Nigeria’s sole trade union in the telecommunications industry, the Private Telecommunications and Communications Senior Staff Association of Nigeria (PTECSSAN), has threatened to go on a nationwide three-day warning strike over alleged violation of national labour laws by employers. This could result in a disruption to cellular and data services, and potentially affect the broader economy.
In a statement reported by local media, the association said it was embarking on the strike from June 16 to protest against “arbitrary sackings and casualisation” as well as disregard for decent conditions of employment, among other allegations.
According to reports, less than 5% of workers in the telecoms industry are hired on a permanent basis with most companies relying on subcontracting and outsourcing, a practice that shortchanges workers. Also, big telecom operators are reportedly laying off their managerial staff for reasons tied to the Covid-19 pandemic.
The association’s president, Opeyemi Tomori, and General Secretary Okonu Abdullahi cited increasing precarious working conditions in the sector, such as disregard for occupational health and safety, lack of hazard allowance and poor remuneration, and the abuse of national laws and institutions by employers.

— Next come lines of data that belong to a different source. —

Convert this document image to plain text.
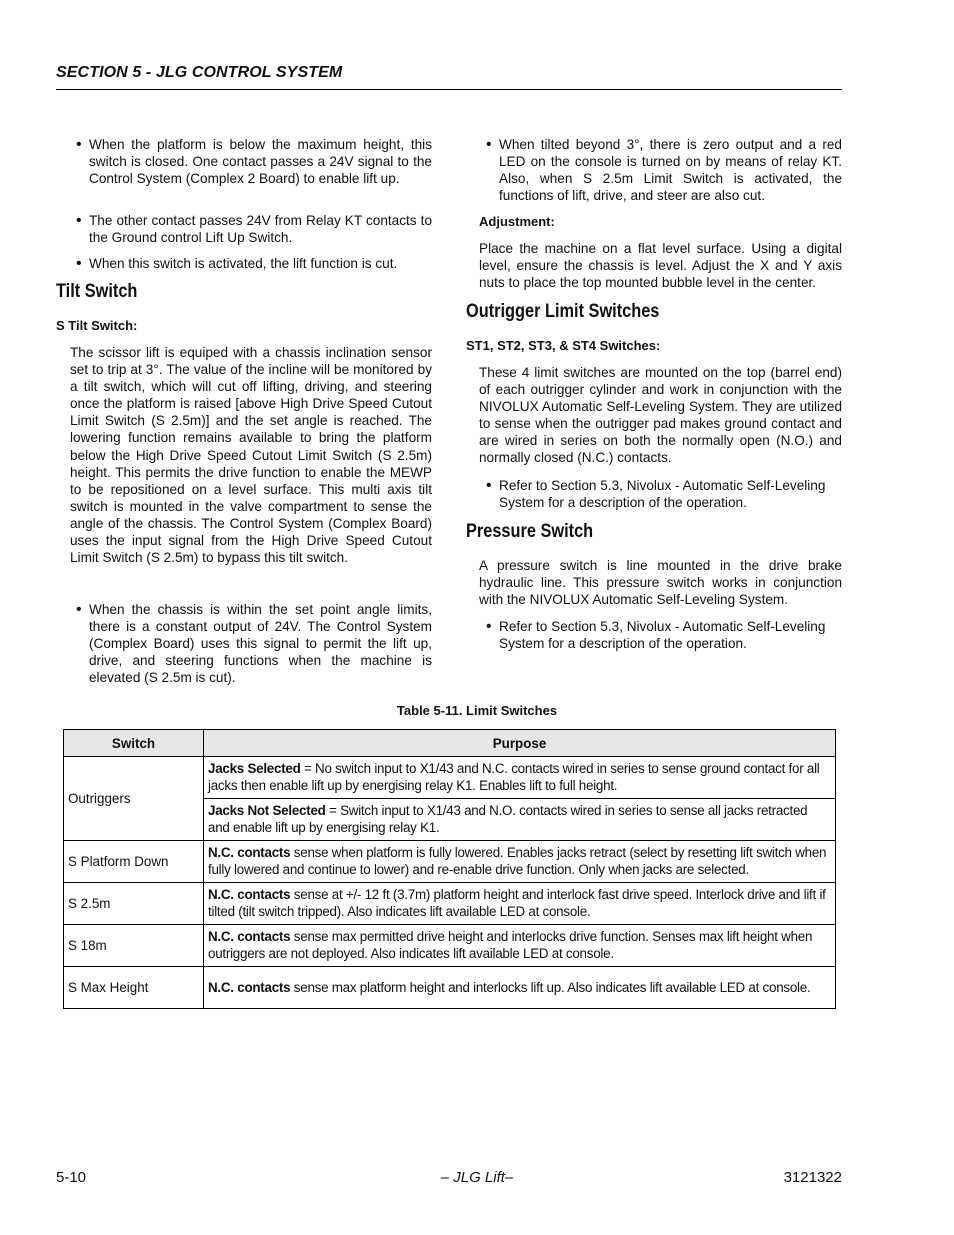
SECTION 5 - JLG CONTROL SYSTEM
• When the platform is below the maximum height, this switch is closed. One contact passes a 24V signal to the Control System (Complex 2 Board) to enable lift up.
• The other contact passes 24V from Relay KT contacts to the Ground control Lift Up Switch.
• When this switch is activated, the lift function is cut.
Tilt Switch
S Tilt Switch:
The scissor lift is equiped with a chassis inclination sensor set to trip at 3°. The value of the incline will be monitored by a tilt switch, which will cut off lifting, driving, and steering once the platform is raised [above High Drive Speed Cutout Limit Switch (S 2.5m)] and the set angle is reached. The lowering function remains available to bring the platform below the High Drive Speed Cutout Limit Switch (S 2.5m) height. This permits the drive function to enable the MEWP to be repositioned on a level surface. This multi axis tilt switch is mounted in the valve compartment to sense the angle of the chassis. The Control System (Complex Board) uses the input signal from the High Drive Speed Cutout Limit Switch (S 2.5m) to bypass this tilt switch.
• When the chassis is within the set point angle limits, there is a constant output of 24V. The Control System (Complex Board) uses this signal to permit the lift up, drive, and steering functions when the machine is elevated (S 2.5m is cut).
• When tilted beyond 3°, there is zero output and a red LED on the console is turned on by means of relay KT. Also, when S 2.5m Limit Switch is activated, the functions of lift, drive, and steer are also cut.
Adjustment:
Place the machine on a flat level surface. Using a digital level, ensure the chassis is level. Adjust the X and Y axis nuts to place the top mounted bubble level in the center.
Outrigger Limit Switches
ST1, ST2, ST3, & ST4 Switches:
These 4 limit switches are mounted on the top (barrel end) of each outrigger cylinder and work in conjunction with the NIVOLUX Automatic Self-Leveling System. They are utilized to sense when the outrigger pad makes ground contact and are wired in series on both the normally open (N.O.) and normally closed (N.C.) contacts.
• Refer to Section 5.3, Nivolux - Automatic Self-Leveling System for a description of the operation.
Pressure Switch
A pressure switch is line mounted in the drive brake hydraulic line. This pressure switch works in conjunction with the NIVOLUX Automatic Self-Leveling System.
• Refer to Section 5.3, Nivolux - Automatic Self-Leveling System for a description of the operation.
Table 5-11. Limit Switches
Switch	Purpose
Outriggers	Jacks Selected = No switch input to X1/43 and N.C. contacts wired in series to sense ground contact for all jacks then enable lift up by energising relay K1. Enables lift to full height.
	Jacks Not Selected = Switch input to X1/43 and N.O. contacts wired in series to sense all jacks retracted and enable lift up by energising relay K1.
S Platform Down	N.C. contacts sense when platform is fully lowered. Enables jacks retract (select by resetting lift switch when fully lowered and continue to lower) and re-enable drive function. Only when jacks are selected.
S 2.5m	N.C. contacts sense at +/- 12 ft (3.7m) platform height and interlock fast drive speed. Interlock drive and lift if tilted (tilt switch tripped). Also indicates lift available LED at console.
S 18m	N.C. contacts sense max permitted drive height and interlocks drive function. Senses max lift height when outriggers are not deployed. Also indicates lift available LED at console.
S Max Height	N.C. contacts sense max platform height and interlocks lift up. Also indicates lift available LED at console.
5-10	– JLG Lift–	3121322
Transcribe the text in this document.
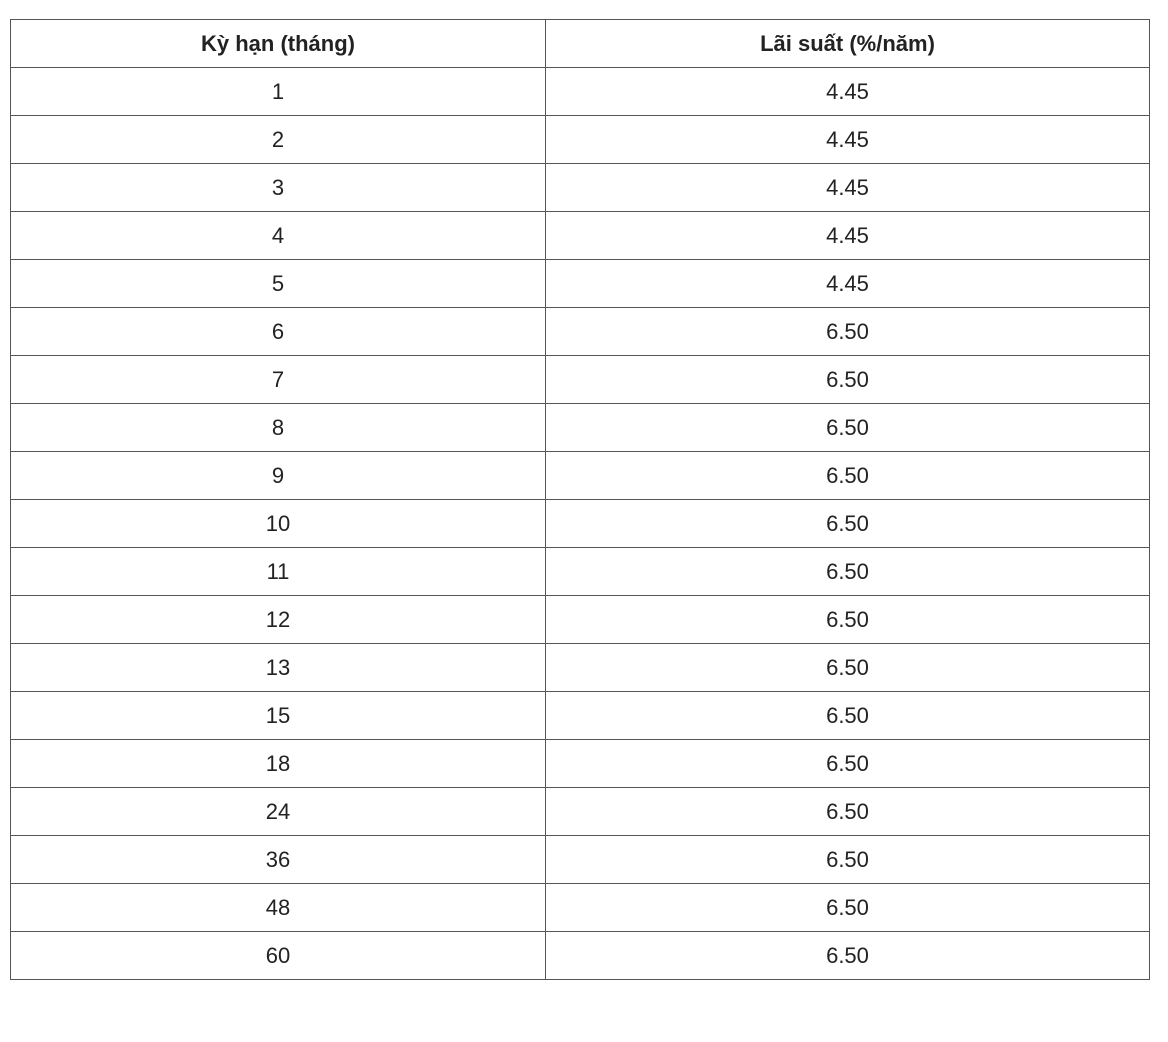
Kỳ hạn (tháng)	Lãi suất (%/năm)
1	4.45
2	4.45
3	4.45
4	4.45
5	4.45
6	6.50
7	6.50
8	6.50
9	6.50
10	6.50
11	6.50
12	6.50
13	6.50
15	6.50
18	6.50
24	6.50
36	6.50
48	6.50
60	6.50
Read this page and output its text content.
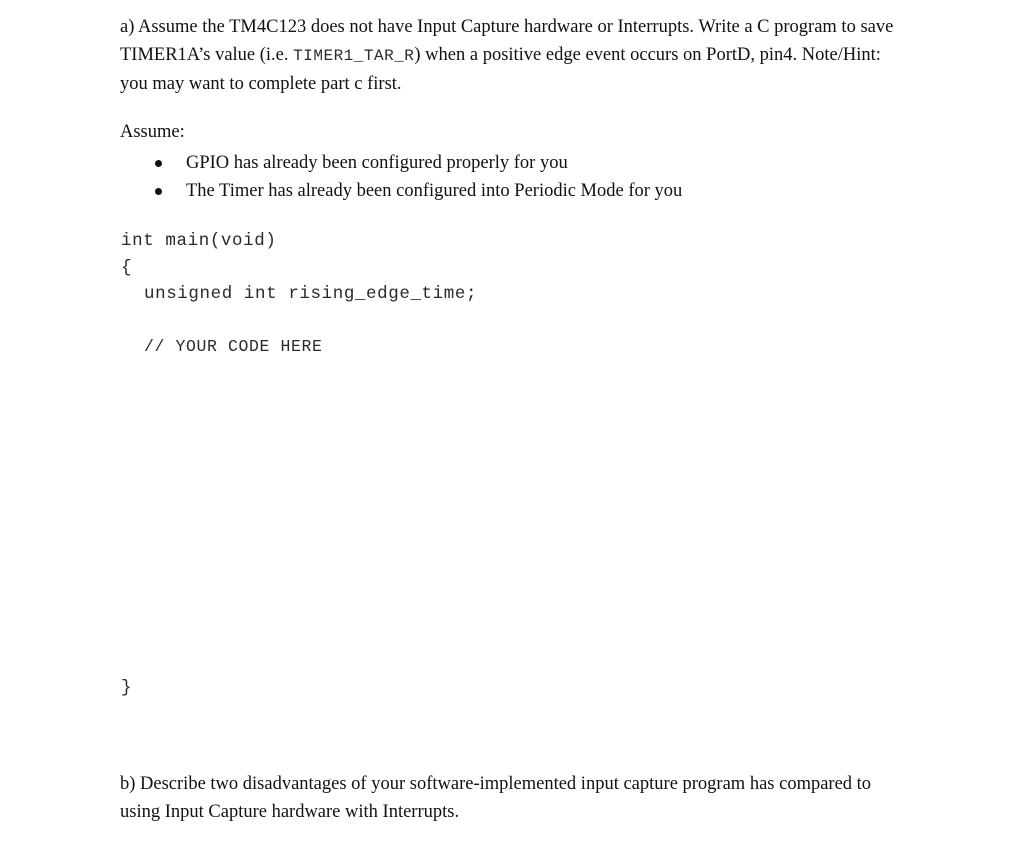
a) Assume the TM4C123 does not have Input Capture hardware or Interrupts. Write a C program to save TIMER1A’s value (i.e. TIMER1_TAR_R) when a positive edge event occurs on PortD, pin4. Note/Hint: you may want to complete part c first.
Assume:
GPIO has already been configured properly for you
The Timer has already been configured into Periodic Mode for you
int main(void)
{
unsigned int rising_edge_time;
// YOUR CODE HERE
}
b) Describe two disadvantages of your software-implemented input capture program has compared to using Input Capture hardware with Interrupts.
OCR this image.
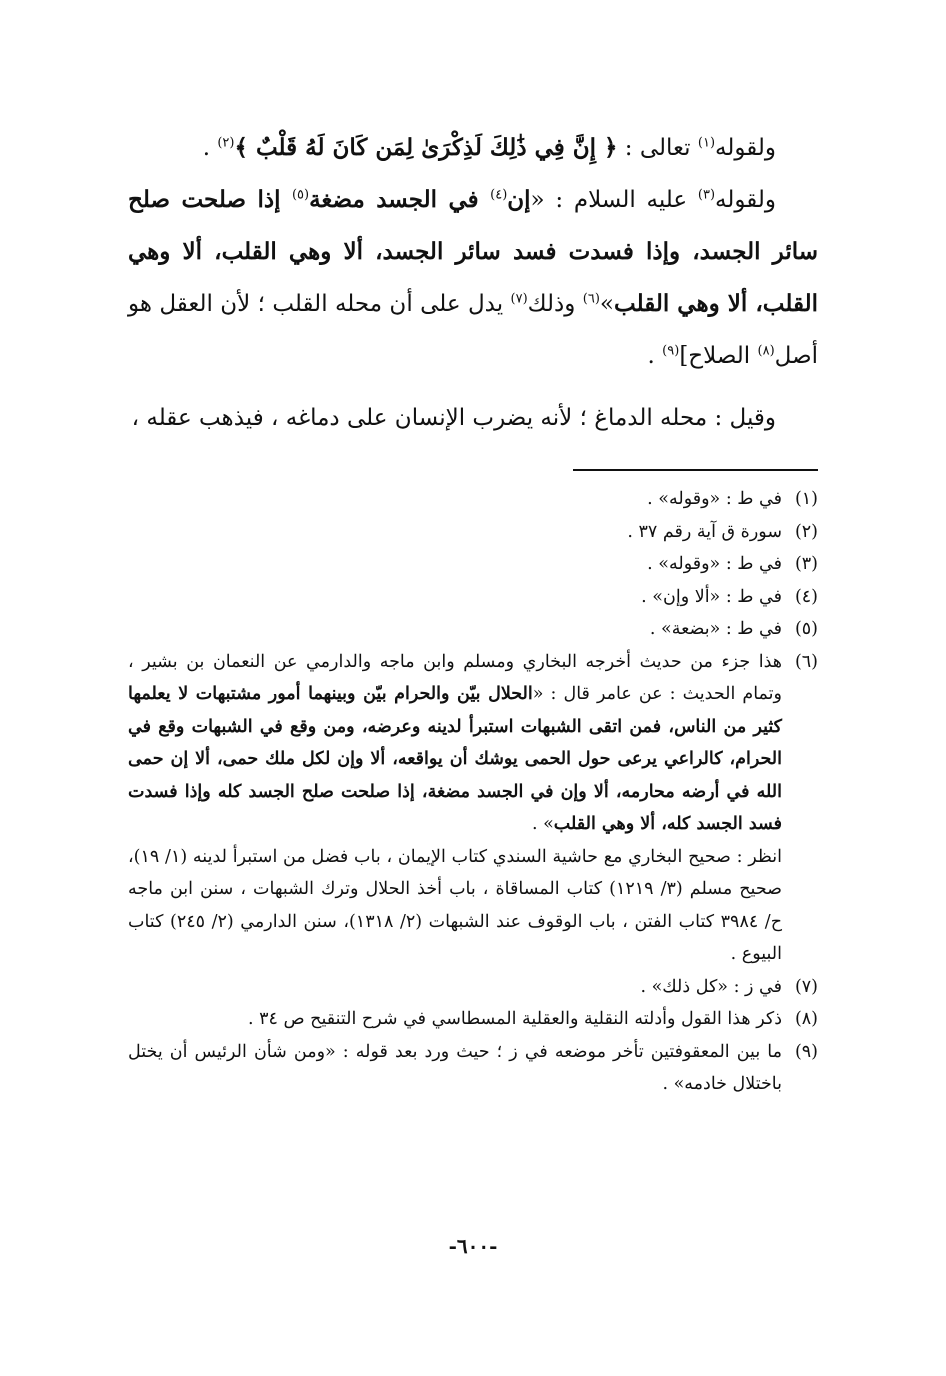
ولقوله$^{(١)}$ تعالى : ﴿ إِنَّ فِي ذَٰلِكَ لَذِكْرَىٰ لِمَن كَانَ لَهُ قَلْبٌ ﴾$^{(٢)}$ .

ولقوله$^{(٣)}$ عليه السلام : «إن$^{(٤)}$ في الجسد مضغة$^{(٥)}$ إذا صلحت صلح سائر الجسد، وإذا فسدت فسد سائر الجسد، ألا وهي القلب، ألا وهي القلب، ألا وهي القلب»$^{(٦)}$ وذلك$^{(٧)}$ يدل على أن محله القلب ؛ لأن العقل هو أصل$^{(٨)}$ الصلاح]$^{(٩)}$ .

وقيل : محله الدماغ ؛ لأنه يضرب الإنسان على دماغه ، فيذهب عقله ،

(١)
في ط : «وقوله» .
(٢)
سورة ق آية رقم ٣٧ .
(٣)
في ط : «وقوله» .
(٤)
في ط : «ألا وإن» .
(٥)
في ط : «بضعة» .
(٦)

هذا جزء من حديث أخرجه البخاري ومسلم وابن ماجه والدارمي عن النعمان بن بشير ، وتمام الحديث : عن عامر قال : «الحلال بيّن والحرام بيّن وبينهما أمور مشتبهات لا يعلمها كثير من الناس، فمن اتقى الشبهات استبرأ لدينه وعرضه، ومن وقع في الشبهات وقع في الحرام، كالراعي يرعى حول الحمى يوشك أن يواقعه، ألا وإن لكل ملك حمى، ألا إن حمى الله في أرضه محارمه، ألا وإن في الجسد مضغة، إذا صلحت صلح الجسد كله وإذا فسدت فسد الجسد كله، ألا وهي القلب» .

انظر : صحيح البخاري مع حاشية السندي كتاب الإيمان ، باب فضل من استبرأ لدينه (١/ ١٩)، صحيح مسلم (٣/ ١٢١٩) كتاب المساقاة ، باب أخذ الحلال وترك الشبهات ، سنن ابن ماجه ح/ ٣٩٨٤ كتاب الفتن ، باب الوقوف عند الشبهات (٢/ ١٣١٨)، سنن الدارمي (٢/ ٢٤٥) كتاب البيوع .

(٧)
في ز : «كل ذلك» .
(٨)
ذكر هذا القول وأدلته النقلية والعقلية المسطاسي في شرح التنقيح ص ٣٤ .
(٩)
ما بين المعقوفتين تأخر موضعه في ز ؛ حيث ورد بعد قوله : «ومن شأن الرئيس أن يختل باختلال خادمه» .
-٦٠٠-
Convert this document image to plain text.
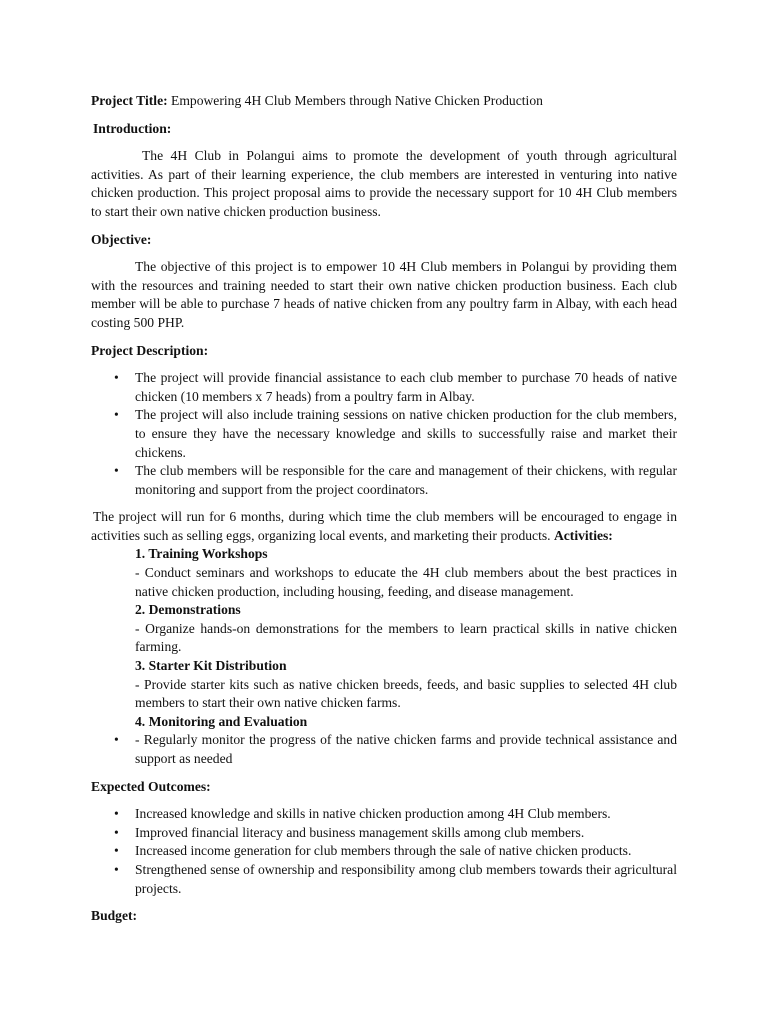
Project Title: Empowering 4H Club Members through Native Chicken Production

Introduction:

The 4H Club in Polangui aims to promote the development of youth through agricultural activities. As part of their learning experience, the club members are interested in venturing into native chicken production. This project proposal aims to provide the necessary support for 10 4H Club members to start their own native chicken production business.

Objective:

The objective of this project is to empower 10 4H Club members in Polangui by providing them with the resources and training needed to start their own native chicken production business. Each club member will be able to purchase 7 heads of native chicken from any poultry farm in Albay, with each head costing 500 PHP.

Project Description:

• The project will provide financial assistance to each club member to purchase 70 heads of native chicken (10 members x 7 heads) from a poultry farm in Albay.
• The project will also include training sessions on native chicken production for the club members, to ensure they have the necessary knowledge and skills to successfully raise and market their chickens.
• The club members will be responsible for the care and management of their chickens, with regular monitoring and support from the project coordinators.

The project will run for 6 months, during which time the club members will be encouraged to engage in activities such as selling eggs, organizing local events, and marketing their products. Activities:

1. Training Workshops

- Conduct seminars and workshops to educate the 4H club members about the best practices in native chicken production, including housing, feeding, and disease management.

2. Demonstrations

- Organize hands-on demonstrations for the members to learn practical skills in native chicken farming.

3. Starter Kit Distribution

- Provide starter kits such as native chicken breeds, feeds, and basic supplies to selected 4H club members to start their own native chicken farms.

4. Monitoring and Evaluation

• - Regularly monitor the progress of the native chicken farms and provide technical assistance and support as needed

Expected Outcomes:

• Increased knowledge and skills in native chicken production among 4H Club members.
• Improved financial literacy and business management skills among club members.
• Increased income generation for club members through the sale of native chicken products.
• Strengthened sense of ownership and responsibility among club members towards their agricultural projects.

Budget:
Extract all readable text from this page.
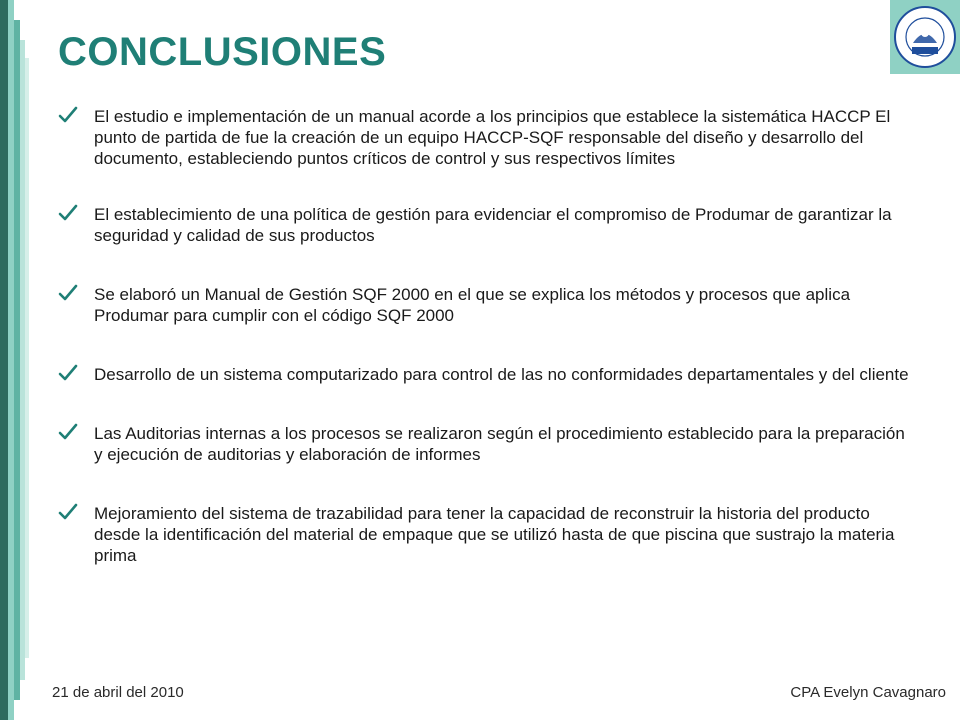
CONCLUSIONES
El estudio e implementación de un manual acorde a los principios que establece la sistemática HACCP El punto de partida de fue la creación de un equipo HACCP-SQF responsable del diseño y desarrollo del documento, estableciendo puntos críticos de control y sus respectivos límites
El establecimiento de una política de gestión para evidenciar el compromiso de Produmar de garantizar la seguridad y calidad de sus productos
Se elaboró un Manual de Gestión SQF 2000 en el que se explica los métodos y procesos que aplica Produmar para cumplir con el código SQF 2000
Desarrollo de un sistema computarizado para control de las no conformidades departamentales y del cliente
Las Auditorias internas a los procesos se realizaron según el procedimiento establecido para la preparación y ejecución de auditorias y elaboración de informes
Mejoramiento del sistema de trazabilidad para tener la capacidad de reconstruir la historia del producto desde la identificación del material de empaque que se utilizó hasta de que piscina que sustrajo la materia prima
21 de abril del 2010	CPA Evelyn Cavagnaro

PTECSSAN also alleged breaches of the freedom of association, the right of workers to organise, victimisation of union members, poor and discriminatory remuneration, abuse of the expatriate quota, intimidation, harassment and verbal assaults of employees, among other anti-labour practices.
Telecom operators reportedly do not allow trade unionism and deny workers’ rights to collective bargaining as spelled out in International Labour Organisation (ILO) Conventions.
PTECSSAN demanded that HUAWEI Technologies, ATC Nigeria, 9mobile, Globacom, Smile, IHS, Airtel, IPNX Nigeria, Spectranet, MAINONE, Ntel, Swift and other companies that have not allowed their employees to join labour unions should respect the right of the workers to freely associate with the association.
Last year, the association clashed with MTN Nigeria over similar allegations, having accused the South African telco of discrimination against Nigerians and disregard of workers’ rights. The Nigerian government had to step in to avert a strike action planned by the union.
The state might have to intervene in this case again due to the magnitude. If embarked on, the planned industrial action would be the first nationwide strike by workers in the telecoms industry. It is sure to disrupt services across the country, with potential huge losses for businesses and individuals.
Affiliated with the National Labour Congress, PTECSSAN is one of the largest trade associations in Nigeria being the only union in the telecommunications sector. It has as members all the employees in the industry.